PubMatic Form 4: General Counsel retains 44k shares, sells 4k for taxes
Rhea-AI Filing Summary
PubMatic, Inc. (PUBM) – Form 4 insider filing (07/03/2025)
General Counsel & Secretary Andrew Woods reported routine equity activity tied to restricted stock unit (RSU) vesting:
- 11,496 Class A shares were acquired on 07/01/2025 through automatic RSU settlement (transaction code M) at $0 cost.
- 4,084 shares were immediately sold on 07/02/2025 at a weighted-average $12.5633 to cover statutory tax-withholding obligations via a “sell-to-cover” arrangement.
- Post-transactions, Woods’ direct ownership stands at 44,130 Class A shares; he also retains unvested RSUs representing the right to acquire an additional 100,000-plus shares across four award buckets (20,195; 7,505; 33,967; 39,333 units).
The filing reflects scheduled vesting under previously granted equity awards rather than discretionary buying or selling. No new option grants, open-market purchases, or substantive disposals were disclosed.
Positive
- Net increase of 7,412 directly held shares after tax-related sale indicates insider maintains and grows equity stake.

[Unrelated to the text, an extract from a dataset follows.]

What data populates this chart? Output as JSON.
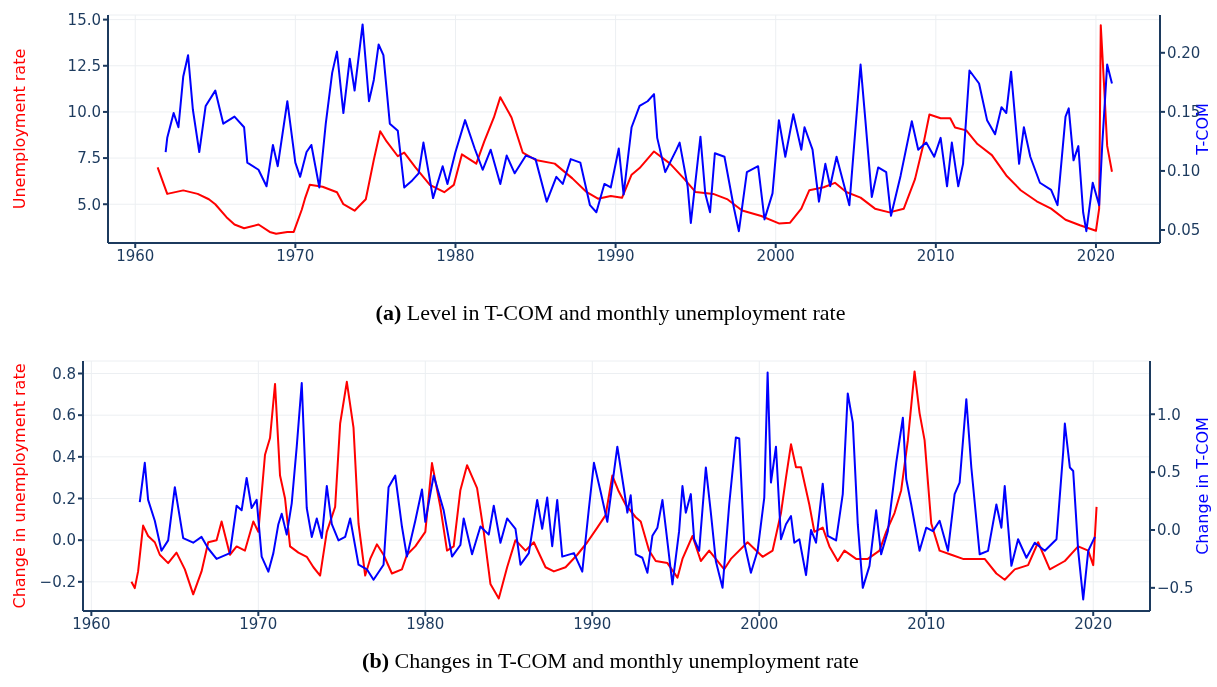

- Large unvested RSU balance (≈100k shares) keeps management incentives aligned with long-term shareholder value.
Negative
- 4,084 shares sold (though for withholding) could be perceived as minor insider selling signal.
Insights
TL;DR: Routine RSU vesting; minimal sell-to-cover; neutral impact.

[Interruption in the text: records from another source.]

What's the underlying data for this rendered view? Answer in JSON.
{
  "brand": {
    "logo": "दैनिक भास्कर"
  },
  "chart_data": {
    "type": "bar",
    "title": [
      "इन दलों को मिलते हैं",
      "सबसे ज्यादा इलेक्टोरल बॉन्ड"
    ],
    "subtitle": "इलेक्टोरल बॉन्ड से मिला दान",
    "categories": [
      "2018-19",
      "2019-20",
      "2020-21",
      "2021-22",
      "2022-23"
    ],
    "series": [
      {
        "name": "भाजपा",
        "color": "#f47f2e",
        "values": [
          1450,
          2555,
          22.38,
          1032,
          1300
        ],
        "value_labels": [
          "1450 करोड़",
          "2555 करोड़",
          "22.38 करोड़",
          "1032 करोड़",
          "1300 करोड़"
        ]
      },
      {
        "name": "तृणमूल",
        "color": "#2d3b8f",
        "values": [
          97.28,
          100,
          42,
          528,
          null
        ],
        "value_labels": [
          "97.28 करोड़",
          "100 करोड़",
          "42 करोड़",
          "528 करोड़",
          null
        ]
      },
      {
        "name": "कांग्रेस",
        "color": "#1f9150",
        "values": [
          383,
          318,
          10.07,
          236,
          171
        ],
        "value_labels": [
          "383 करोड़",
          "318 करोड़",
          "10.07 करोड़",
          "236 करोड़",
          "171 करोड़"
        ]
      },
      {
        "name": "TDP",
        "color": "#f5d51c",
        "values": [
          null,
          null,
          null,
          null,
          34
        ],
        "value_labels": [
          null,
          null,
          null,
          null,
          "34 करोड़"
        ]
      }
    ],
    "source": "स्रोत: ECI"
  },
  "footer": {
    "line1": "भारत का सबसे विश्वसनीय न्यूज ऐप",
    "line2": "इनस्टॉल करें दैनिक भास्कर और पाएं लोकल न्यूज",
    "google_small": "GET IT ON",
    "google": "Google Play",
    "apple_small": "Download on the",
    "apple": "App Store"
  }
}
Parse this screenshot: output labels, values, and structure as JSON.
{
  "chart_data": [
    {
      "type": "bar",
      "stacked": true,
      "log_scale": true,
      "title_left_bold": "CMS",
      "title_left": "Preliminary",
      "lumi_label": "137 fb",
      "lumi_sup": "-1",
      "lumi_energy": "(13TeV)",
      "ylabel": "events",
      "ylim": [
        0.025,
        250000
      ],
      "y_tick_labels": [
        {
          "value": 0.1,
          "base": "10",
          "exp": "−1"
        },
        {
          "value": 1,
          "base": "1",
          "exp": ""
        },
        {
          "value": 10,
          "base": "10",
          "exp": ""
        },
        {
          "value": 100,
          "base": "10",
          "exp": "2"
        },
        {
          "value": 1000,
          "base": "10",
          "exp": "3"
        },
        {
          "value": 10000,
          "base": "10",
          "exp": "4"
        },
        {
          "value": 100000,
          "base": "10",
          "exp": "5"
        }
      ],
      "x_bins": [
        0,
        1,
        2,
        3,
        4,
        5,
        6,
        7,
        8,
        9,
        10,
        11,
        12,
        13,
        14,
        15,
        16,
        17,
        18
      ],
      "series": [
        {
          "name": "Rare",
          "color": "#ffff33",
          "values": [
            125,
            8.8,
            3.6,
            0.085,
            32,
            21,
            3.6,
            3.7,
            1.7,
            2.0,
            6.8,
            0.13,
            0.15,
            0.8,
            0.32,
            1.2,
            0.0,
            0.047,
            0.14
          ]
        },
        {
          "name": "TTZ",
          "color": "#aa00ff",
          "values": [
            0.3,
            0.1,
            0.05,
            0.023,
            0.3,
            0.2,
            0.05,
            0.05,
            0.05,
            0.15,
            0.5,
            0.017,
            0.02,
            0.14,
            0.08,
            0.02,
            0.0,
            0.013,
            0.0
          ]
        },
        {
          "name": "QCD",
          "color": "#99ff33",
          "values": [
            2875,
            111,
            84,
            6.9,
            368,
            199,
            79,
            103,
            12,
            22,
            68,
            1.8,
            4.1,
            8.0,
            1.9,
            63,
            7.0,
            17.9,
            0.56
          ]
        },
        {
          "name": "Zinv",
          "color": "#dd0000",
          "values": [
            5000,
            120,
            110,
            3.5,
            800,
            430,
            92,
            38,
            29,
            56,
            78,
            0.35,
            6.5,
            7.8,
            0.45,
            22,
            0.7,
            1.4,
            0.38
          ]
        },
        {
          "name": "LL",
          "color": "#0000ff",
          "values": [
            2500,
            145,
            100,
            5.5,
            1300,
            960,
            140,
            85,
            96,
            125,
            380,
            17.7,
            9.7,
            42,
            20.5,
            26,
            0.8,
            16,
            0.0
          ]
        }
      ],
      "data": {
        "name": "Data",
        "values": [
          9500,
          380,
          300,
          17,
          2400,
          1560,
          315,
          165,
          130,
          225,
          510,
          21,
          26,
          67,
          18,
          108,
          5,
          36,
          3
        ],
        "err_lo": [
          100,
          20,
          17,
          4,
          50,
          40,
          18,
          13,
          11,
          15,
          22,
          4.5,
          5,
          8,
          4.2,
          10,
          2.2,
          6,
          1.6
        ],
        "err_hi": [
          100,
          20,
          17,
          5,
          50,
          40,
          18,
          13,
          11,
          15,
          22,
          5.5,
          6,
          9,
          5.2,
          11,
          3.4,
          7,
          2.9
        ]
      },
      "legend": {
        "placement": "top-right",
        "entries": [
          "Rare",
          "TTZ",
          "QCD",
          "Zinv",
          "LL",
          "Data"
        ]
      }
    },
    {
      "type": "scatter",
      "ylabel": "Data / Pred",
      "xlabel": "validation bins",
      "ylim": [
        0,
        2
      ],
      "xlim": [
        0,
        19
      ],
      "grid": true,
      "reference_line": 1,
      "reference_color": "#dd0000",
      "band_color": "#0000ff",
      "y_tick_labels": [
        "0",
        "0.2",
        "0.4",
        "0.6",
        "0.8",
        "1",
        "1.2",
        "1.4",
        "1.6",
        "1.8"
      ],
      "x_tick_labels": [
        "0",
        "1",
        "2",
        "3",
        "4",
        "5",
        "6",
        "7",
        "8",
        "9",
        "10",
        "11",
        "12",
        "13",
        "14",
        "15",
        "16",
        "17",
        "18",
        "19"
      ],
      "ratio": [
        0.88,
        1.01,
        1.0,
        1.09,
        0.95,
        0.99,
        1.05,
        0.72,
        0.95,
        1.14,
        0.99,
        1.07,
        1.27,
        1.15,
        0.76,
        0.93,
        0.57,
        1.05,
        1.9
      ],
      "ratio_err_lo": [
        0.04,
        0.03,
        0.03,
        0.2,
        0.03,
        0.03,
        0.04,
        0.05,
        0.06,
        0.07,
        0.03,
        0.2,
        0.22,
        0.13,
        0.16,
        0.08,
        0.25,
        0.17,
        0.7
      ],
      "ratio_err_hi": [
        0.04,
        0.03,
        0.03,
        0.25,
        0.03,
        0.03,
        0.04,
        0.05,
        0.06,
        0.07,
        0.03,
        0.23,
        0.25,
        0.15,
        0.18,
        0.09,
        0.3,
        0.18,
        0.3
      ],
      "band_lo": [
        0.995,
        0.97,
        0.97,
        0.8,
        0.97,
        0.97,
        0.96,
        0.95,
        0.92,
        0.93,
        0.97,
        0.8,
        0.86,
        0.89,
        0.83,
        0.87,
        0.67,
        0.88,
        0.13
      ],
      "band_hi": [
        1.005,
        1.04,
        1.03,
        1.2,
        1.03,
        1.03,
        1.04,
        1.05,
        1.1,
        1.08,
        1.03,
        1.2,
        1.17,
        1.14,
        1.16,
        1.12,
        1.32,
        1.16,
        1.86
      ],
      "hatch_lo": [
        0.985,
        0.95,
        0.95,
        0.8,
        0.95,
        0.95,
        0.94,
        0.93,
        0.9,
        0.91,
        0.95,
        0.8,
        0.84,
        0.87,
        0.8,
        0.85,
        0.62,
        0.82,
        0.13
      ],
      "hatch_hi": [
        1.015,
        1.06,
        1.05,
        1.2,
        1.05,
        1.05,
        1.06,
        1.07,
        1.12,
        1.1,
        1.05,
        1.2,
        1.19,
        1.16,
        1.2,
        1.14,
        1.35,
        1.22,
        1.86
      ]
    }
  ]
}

Woods’ Form 4 shows standard quarterly RSU vesting. The 4,084-share sale is tax-driven and represents <0.1% of PubMatic’s average daily volume, signalling no shift in sentiment. Retained ownership rises by roughly 7,400 net shares, and sizable unvested RSU inventory aligns incentives with shareholders. Absent discretionary selling or new equity grants, the filing is considered operationally neutral and offers limited investment signal.
Insider Trade Summary
| Type | Security | Shares | Price | Value |
|---|---|---|---|---|
| Sale | Class A Common Stock | 4,084 | $12.5633 | $51K |
| Exercise | Restricted Stock Unit | 4,039 | $0.00 | -- |
| Exercise | Restricted Stock Unit | 1,251 | $0.00 | -- |
| Exercise | Restricted Stock Unit | 3,397 | $0.00 | -- |
| Exercise | Restricted Stock Unit | 2,809 | $0.00 | -- |
| Exercise | Class A Common Stock | 11,496 | $0.00 | -- |
Footnotes (1)
- The sales reported on this Form 4 represent shares sold by the Reporting Person to cover tax withholding obligations in connection with the vesting and settlement of restricted stock units ("RSUs"). The sales were to satisfy tax withholding obligations to be funded by a "sell to cover" transaction. The price reported in this line item is a weighted average price. These shares were sold as part of block trades for multiple security holders of the Issuer at prices ranging from $12.23 to $12.71, inclusive. The Reporting Person undertakes to provide to the Issuer, any securityholder of the Issuer or the staff of the Securities and Exchange Commission, upon request, full information regarding the number of shares sold at each separate price within the range set forth herein with regard to the block trades. Each RSU represents a right to receive one share of the Issuer's Class A Common Stock at the time of settlement for no consideration. The RSUs vested as to 1/4 of the total award on October 1, 2023 and 1/16th of the RSUs will vest quarterly thereafter, subject to the Reporting Person's provision of service to the Issuer on each vesting date. RSUs do not expire; they either vest or are canceled prior to the vesting date. The RSUs vested as to 1/16th of the total award on April 1, 2023, and 1/16th of the total shares will vest quarterly thereafter, subject to the Reporting Person's provision of service to the Issuer on each vesting date. The RSUs vest as to 1/16th of the total shares on April 1, 2024, and 1/16th of the total shares will vest quarterly thereafter, subject to the Reporting Person's provision of service to the Issuer on each vesting date. The RSUs vest as to 1/16th of the total shares on April 1, 2025, and 1/16th of the total shares will vest quarterly thereafter, subject to the Reporting Person's provision of service to the Issuer on each vesting date.